El éxito gallego en la vanguardia oftalmológica
Hay noticias que no hacen ruido, pero marcan época. Esta es una de ellas. La medicina gallega vuelve a situarse en la cúspide de la investigación internacional con la publicación en Scientific Reports, del grupo Nature, de un avance llamado a cambiar el enfoque terapéutico de la orbitopatía de Graves. Se trata de una enfermedad autoinmune inflamatoria que afecta a los tejidos de la órbita, tanto a los músculos como a la grasa ocular, y que se caracteriza principalmente por la protrusión de los ojos, la hinchazón de párpados y, en casos más avanzados, la visión doble o el riesgo de pérdida de visión.

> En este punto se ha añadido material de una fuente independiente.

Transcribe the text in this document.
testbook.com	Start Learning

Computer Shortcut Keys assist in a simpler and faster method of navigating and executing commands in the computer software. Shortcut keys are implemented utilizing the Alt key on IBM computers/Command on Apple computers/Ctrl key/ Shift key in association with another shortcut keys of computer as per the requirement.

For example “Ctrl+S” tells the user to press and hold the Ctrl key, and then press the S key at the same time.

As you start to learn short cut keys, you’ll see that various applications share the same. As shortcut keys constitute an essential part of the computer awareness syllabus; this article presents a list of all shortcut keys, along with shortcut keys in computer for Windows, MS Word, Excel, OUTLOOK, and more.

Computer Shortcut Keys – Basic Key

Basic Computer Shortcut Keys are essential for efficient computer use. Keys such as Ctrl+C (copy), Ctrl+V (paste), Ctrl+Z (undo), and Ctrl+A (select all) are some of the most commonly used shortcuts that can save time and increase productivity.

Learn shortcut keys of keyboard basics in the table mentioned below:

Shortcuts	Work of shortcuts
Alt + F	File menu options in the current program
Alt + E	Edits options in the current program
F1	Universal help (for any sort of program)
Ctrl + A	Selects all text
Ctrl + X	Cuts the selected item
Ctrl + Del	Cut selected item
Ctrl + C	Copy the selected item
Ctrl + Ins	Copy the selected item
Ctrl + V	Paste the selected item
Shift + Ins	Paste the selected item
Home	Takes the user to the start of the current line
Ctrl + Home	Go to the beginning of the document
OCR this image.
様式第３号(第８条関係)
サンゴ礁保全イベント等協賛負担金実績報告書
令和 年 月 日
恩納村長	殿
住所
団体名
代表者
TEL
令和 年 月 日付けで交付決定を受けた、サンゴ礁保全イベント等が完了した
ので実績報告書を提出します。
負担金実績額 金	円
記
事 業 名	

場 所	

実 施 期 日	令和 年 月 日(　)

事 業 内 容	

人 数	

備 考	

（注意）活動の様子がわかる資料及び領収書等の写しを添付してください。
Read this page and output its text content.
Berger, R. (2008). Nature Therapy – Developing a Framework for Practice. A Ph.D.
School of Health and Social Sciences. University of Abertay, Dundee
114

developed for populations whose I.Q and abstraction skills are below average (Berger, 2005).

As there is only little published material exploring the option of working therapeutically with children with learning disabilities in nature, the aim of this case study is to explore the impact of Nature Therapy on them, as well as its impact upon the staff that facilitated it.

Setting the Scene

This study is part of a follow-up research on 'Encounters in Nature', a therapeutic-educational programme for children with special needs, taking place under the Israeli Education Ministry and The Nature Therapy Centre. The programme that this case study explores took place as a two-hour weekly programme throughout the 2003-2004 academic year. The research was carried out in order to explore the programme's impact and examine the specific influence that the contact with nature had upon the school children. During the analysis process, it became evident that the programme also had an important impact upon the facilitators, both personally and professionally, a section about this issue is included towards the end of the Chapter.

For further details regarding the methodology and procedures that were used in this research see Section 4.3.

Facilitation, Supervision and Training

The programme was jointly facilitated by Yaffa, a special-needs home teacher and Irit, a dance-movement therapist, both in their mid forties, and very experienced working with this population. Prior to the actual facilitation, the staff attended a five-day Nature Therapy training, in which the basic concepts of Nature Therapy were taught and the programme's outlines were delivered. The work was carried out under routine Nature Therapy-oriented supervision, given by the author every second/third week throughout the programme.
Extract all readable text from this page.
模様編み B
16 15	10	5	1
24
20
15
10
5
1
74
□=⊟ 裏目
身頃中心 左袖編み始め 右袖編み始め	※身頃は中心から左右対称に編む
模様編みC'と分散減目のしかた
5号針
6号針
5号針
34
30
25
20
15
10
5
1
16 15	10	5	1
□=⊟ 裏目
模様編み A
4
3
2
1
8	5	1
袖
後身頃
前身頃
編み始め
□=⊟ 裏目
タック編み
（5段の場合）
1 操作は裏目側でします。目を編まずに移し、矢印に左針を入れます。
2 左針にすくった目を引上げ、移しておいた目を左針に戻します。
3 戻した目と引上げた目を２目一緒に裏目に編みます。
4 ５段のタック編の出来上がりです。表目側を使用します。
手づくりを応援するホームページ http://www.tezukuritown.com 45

Detrás de este hito están el doctor José Pérez-Moreiras —referente indiscutible— y la doctora Dolores Abelenda, desde Santiago de Compostela, junto a los doctores Joana Providência y Guilherme Castela, de la Universidad de Coímbra. Un equipo que no solo investiga: piensa, cuestiona y, sobre todo, decide.
Porque lo que aquí se plantea no es una mejora incremental, sino un cambio de criterio. Durante años, los protocolos internacionales recomendaban una prudente espera en los casos leves, acompañada, cuando mucho, de suplementos de selenio. El papel principal de este elemento es actuar como un potente antioxidante a través de las selenoproteínas, unas proteínas específicas que ayudan a prevenir el daño celular. Sin embargo, el doctor Pérez-Moreiras lleva tiempo defendiendo —no siempre en sintonía con la corriente dominante— que la inflamación ocular nunca es menor: es la expresión visible de una enfermedad sistémica que conviene abordar sin demora.
Y tenía razón.
Los resultados hablan por sí solos. En su centro compostelano, el 95,2 % de los pacientes tratados con Sarilumab alcanzaron una actividad clínica nula. Este fármaco es un medicamento biológico, específicamente un anticuerpo monoclonal humano, diseñado para combatir procesos inflamatorios crónicos. No se trata solo de cifras: hablamos de reducir la proptosis —conocida popularmente como ojos saltones—, corregir párpados elevados, aliviar edemas, devolver la normalidad inmunológica y, sobre todo, de evitar cirugías y frenos innecesarios en la vida de las personas.
Hay, en este logro, algo más que ciencia. Hay criterio clínico, experiencia acumulada y una tenacidad bien entendida: la de quien no se conforma con lo establecido cuando intuye que se puede hacer mejor. El uso de un anticuerpo monoclonal en contexto “off-label” —una proteína fabricada en laboratorio diseñada para unirse a una diana específica en el cuerpo— es hoy un ejercicio de responsabilidad y valentía profesional respaldado por la evidencia.
Santiago y Galicia se consolidan así como uno de los focos internacionales en inmunomodulación aplicada a la órbita. No por casualidad, sino por el trabajo continuado de equipos que sitúan al paciente en el centro y la excelencia como rutina.
En un tiempo de titulares efímeros, conviene detenerse en historias como esta, que de manera directa contribuyen a la esperanza de unas 7.000 mujeres y 1.500 hombres afectados anualmente en España por esta patología. Es bueno resaltar que aquí hay talento, método y compromiso. Y hay también una enseñanza: la medicina que avanza no siempre es la que más se escucha, sino la que mejor se piensa.
Galicia puede —y debe— sentirse orgullosa. No todos los días se contribuye a cambiar el curso de una enfermedad desde una consulta en Santiago. Como decía Vicente Risco, desde el lugar más pequeño del mundo puede observarse todo el universo, soñarse y contribuir al bienestar general. Galicia Calidade.